Another major concern in this burgeoning field is privacy — particularly voice data that can be used to identify individuals, said Dr. Bentley.

And even if patients consent to the recording, the question of consent sometimes arises. In addition to assessing a patient’s mental health, some speech analysis programs use the recordings to develop and refine their own algorithms.

Another challenge, said Dr. Bentley, is consumers’ potential distrust of machine learning and so-called black-box algorithms, which work in ways that even the developers themselves can’t fully explain, specifically what features they use to make predictions.
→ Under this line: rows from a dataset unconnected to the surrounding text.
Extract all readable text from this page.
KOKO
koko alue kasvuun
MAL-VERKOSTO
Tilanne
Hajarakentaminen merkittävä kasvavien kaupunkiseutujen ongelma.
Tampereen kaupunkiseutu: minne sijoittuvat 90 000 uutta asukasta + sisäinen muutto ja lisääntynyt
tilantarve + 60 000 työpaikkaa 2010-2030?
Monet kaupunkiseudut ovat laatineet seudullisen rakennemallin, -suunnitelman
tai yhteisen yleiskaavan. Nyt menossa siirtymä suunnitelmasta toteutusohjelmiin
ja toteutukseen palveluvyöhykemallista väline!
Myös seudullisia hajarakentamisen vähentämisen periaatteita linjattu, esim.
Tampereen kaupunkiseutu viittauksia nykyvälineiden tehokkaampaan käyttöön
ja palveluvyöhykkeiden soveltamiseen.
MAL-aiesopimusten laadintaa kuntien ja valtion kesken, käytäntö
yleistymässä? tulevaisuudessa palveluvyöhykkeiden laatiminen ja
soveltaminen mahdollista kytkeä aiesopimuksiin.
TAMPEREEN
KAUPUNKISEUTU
“It’s about creating the algorithm and it’s about understanding the algorithm,” said Dr. Alexander S. Young, interim director of the Semel Institute for Neuroscience and Human Behavior and Chair of Psychiatry at the University of California, Los Angeles, echoed the concerns many researchers have about AI and machine learning in general: that during the training phase of the program there is little, if any, human oversight.

For now, Dr. Young cautiously optimistic about the potential of voice analysis technologies, particularly as a tool for patient self-monitoring.

“I think you can model people’s mental health, or approximate their mental health in general,” he said. “People would like to be able to monitor their own status, especially with chronic diseases.”

But before automated speech analysis technologies enter the mainstream, some require rigorous testing of their accuracy.

“We really need more validation of not only language technology, but also AI and machine learning models built on top of other data streams,” said Dr. Bentley. “And we need to achieve that validation through large-scale, well-designed representative studies.”

Until then, AI-powered speech analysis technology remains a promising but untested tool that may be an everyday way to take the temperature of our mental well-being.